There in the wilderness the Lord’s paths were made straight.

And it didn’t hurt in the least.

 

From forever, and still today, people have been trying to make crooked paths straight the hard way, the painful way, the Law way.

 

But God makes crooked paths straight the water way, by irrigation.

The crooked and tangled He washes straight;

All the debris and clutter He cleans away;

The brokenness and the infection, He drowns.

 

It is His gracious way of making wrongs right, and crooked roads straight.

The hard and the painful He saves for Himself.

 

To fix you the Baptism way, Jesus suffers and dies the cross way:

Whips and thorns and nails and spear –

Far more savage than Dr. John’s dental clinic.

That, Jesus reserves for Himself.

 

This Jesus, who is even mightier than John,

His mightiness, His strength… it is made perfect in weakness,

In suffering and in death.

 

I think that’s why some people struggle with Baptism.

It looks weak.

Like a baby in a manger;

Like that Baby grown up and nailed to a tree:

It looks weak and not mighty.

 

That God would give the Holy Spirit, that He would work faith in you this way:

With water and Word.

It doesn’t seem…worthy.

 

Candidates for Baptism, especially babies,

They hardly seem, in Isaiah’s words: prepared.

 

Just like the adults, they haven’t fixed themselves.

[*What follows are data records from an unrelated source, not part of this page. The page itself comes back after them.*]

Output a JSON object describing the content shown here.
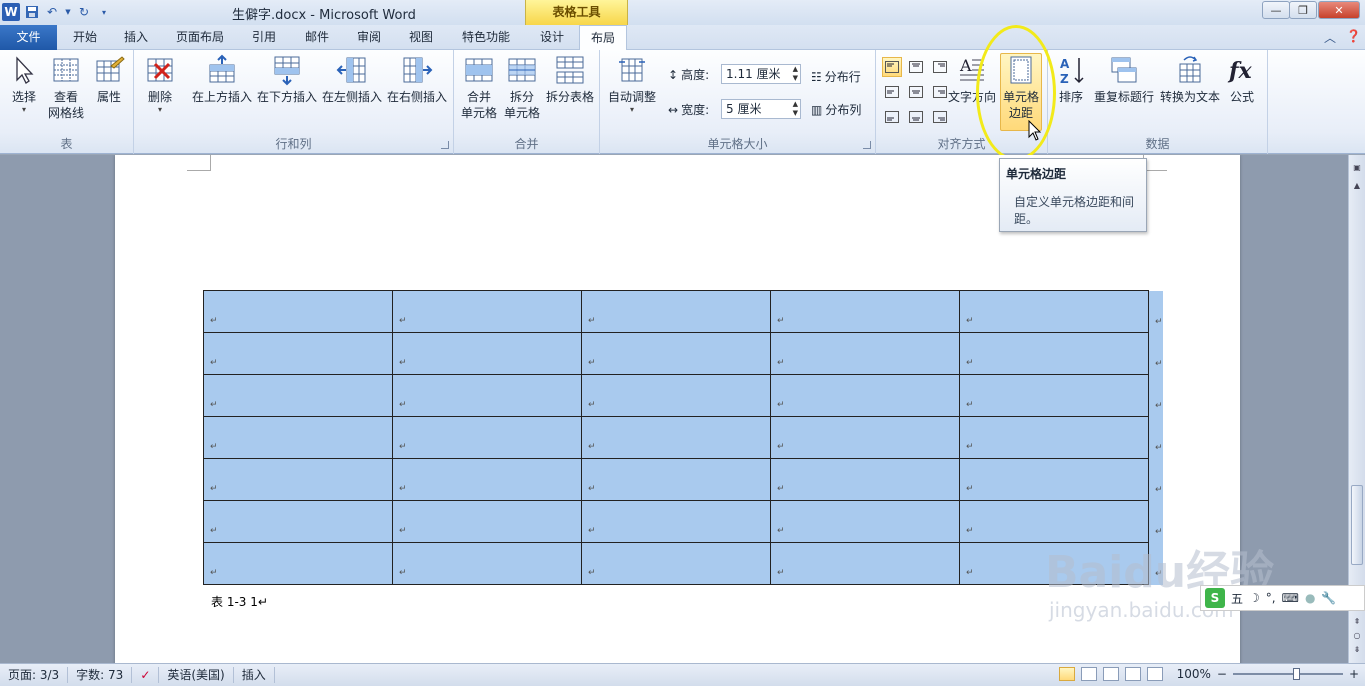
{
  "window": {
    "title": "生僻字.docx - Microsoft Word",
    "contextual_tab_group": "表格工具",
    "app_letter": "W"
  },
  "tabs": {
    "file": "文件",
    "items": [
      "开始",
      "插入",
      "页面布局",
      "引用",
      "邮件",
      "审阅",
      "视图",
      "特色功能",
      "设计",
      "布局"
    ],
    "active": "布局"
  },
  "ribbon": {
    "groups": {
      "table": {
        "label": "表",
        "buttons": [
          "选择",
          "查看\n网格线",
          "属性"
        ]
      },
      "rows_cols": {
        "label": "行和列",
        "buttons": [
          "删除",
          "在上方插入",
          "在下方插入",
          "在左侧插入",
          "在右侧插入"
        ]
      },
      "merge": {
        "label": "合并",
        "buttons": [
          "合并\n单元格",
          "拆分\n单元格",
          "拆分表格"
        ]
      },
      "cell_size": {
        "label": "单元格大小",
        "autofit": "自动调整",
        "height_label": "高度:",
        "height_value": "1.11 厘米",
        "width_label": "宽度:",
        "width_value": "5 厘米",
        "distribute_rows": "分布行",
        "distribute_cols": "分布列"
      },
      "alignment": {
        "label": "对齐方式",
        "text_direction": "文字方向",
        "cell_margins": "单元格\n边距"
      },
      "data": {
        "label": "数据",
        "buttons": [
          "排序",
          "重复标题行",
          "转换为文本",
          "公式"
        ]
      }
    }
  },
  "tooltip": {
    "title": "单元格边距",
    "body": "自定义单元格边距和间距。"
  },
  "document": {
    "caption": "表 1-3 1↵",
    "cell_mark": "↵",
    "rows": 7,
    "cols": 5
  },
  "ime": {
    "logo": "S",
    "mode": "五",
    "punct": "°,",
    "keyboard": "⌨"
  },
  "watermark": {
    "brand": "Baidu经验",
    "url": "jingyan.baidu.com"
  },
  "status": {
    "page": "页面: 3/3",
    "words": "字数: 73",
    "language": "英语(美国)",
    "mode": "插入",
    "zoom": "100%",
    "zoom_minus": "−",
    "zoom_plus": "+"
  },
  "colors": {
    "table_selection": "#a9caee",
    "file_tab": "#2b62b3",
    "contextual": "#f7d64a",
    "highlight_ring": "#f2ea1a"
  }
}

They haven’t made their paths straight.

They can’t. If they could, then why bother with the wilderness?

But Jesus can and Jesus does.

 

The paths you could never straighten are straightened.

The sins that have twisted you are washed away;

Once and for all in the font,

Again and again here at Confession & Absolution,

Where you are returned to the water and the promise.

 

That’s the kind of Advent John preached.

And thanks be to God, that’s the Advent we’ve got.